Camilo, Jane e dona Ofélia não se contiveram e gargalharam com a pergunta da menina, mesmo sendo pequena a menina Julieta percebia que seus avós paternos eram extremamente ligados e ela contava para todos que amava seus avós “Jujutinha” e “Lelio” pois eles a levavam para passear a cavalo. Foi a vez de dona Ofélia aproveitar daquele momento para provocar Julieta:

 

— Dona Julietinha, até nossa neta sabe que a senhora não vive sem aquele homão garboso e popentoso do senhor Aurélio, aposto que ele deve estar ansioso por vê-la.

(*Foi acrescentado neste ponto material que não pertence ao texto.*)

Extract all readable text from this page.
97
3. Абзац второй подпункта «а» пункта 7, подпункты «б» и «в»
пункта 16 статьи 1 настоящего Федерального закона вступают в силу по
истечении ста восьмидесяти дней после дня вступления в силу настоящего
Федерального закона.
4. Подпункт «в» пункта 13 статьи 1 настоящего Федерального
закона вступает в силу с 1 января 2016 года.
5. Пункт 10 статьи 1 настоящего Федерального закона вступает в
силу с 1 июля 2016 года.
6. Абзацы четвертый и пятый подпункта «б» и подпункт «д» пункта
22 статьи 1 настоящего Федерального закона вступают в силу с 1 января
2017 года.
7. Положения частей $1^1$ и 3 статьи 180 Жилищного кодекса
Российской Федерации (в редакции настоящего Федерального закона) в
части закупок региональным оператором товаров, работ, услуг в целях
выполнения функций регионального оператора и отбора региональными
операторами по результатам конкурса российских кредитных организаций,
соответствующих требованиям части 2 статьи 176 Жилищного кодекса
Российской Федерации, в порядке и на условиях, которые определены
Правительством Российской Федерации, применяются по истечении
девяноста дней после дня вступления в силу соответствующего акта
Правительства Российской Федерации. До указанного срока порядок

— De fato dona Ofélia, eu não vivo sem meu marido- disse, dando uma piscadela- e também estou muito ansiosa por encontrá-lo- finalizou colocando sua neta no colo de Camilo, ainda que sob protestos da menina.

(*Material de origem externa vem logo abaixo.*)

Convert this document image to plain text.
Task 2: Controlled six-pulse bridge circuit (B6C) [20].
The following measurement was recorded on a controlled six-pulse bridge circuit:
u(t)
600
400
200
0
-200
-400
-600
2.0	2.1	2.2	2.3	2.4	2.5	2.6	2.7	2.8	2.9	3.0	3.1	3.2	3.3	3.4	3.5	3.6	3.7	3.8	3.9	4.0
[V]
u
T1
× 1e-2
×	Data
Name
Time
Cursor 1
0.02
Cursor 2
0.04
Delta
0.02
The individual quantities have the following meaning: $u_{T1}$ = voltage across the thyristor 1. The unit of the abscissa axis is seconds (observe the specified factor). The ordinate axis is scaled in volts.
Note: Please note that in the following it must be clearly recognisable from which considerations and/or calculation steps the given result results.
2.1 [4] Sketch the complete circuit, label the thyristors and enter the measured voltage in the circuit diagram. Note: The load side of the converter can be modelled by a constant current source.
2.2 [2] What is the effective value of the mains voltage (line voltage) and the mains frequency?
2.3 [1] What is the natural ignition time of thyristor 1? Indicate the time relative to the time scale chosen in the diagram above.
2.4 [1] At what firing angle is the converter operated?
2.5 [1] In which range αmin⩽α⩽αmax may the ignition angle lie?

— Ele esteve aqui pela manhã dona Julietinha, estava acompanhado dos gêmeos, que aliás ainda estão aqui. Seu marido estava visivelmente triste e solitário, deve estar mortinho de saudades- concluiu Ofélia.

— Estou de prova dona Julieta- disse Elisabeta que ao ver a amiga correu para abraçá-la- estive a pouco com ele em nossa fazenda, ele disse que iria trabalhar todo dia pra tentar ocupar a mente e amenizar a saudades- disse pegando nas mãos de Julieta- é tão lindo ver o quanto ele é devoto e terrivelmente apaixonado pela senhora.

 

Julieta não respondeu Elisabeta, ficou ali sorrindo para amiga pensando em quanto era feliz, já era praticamente a terceira vez naquele dia que alguém havia dito o quanto Aurélio a amava e ela não podia de deixar de se surpreender com este sentimento, ficava impressionada que mesmo casados a três anos, seu marido fazia questão de demonstrar pra todos que pudesse que aquela paixão inicial não havia morrido e sim crescia e florescia a cada dia.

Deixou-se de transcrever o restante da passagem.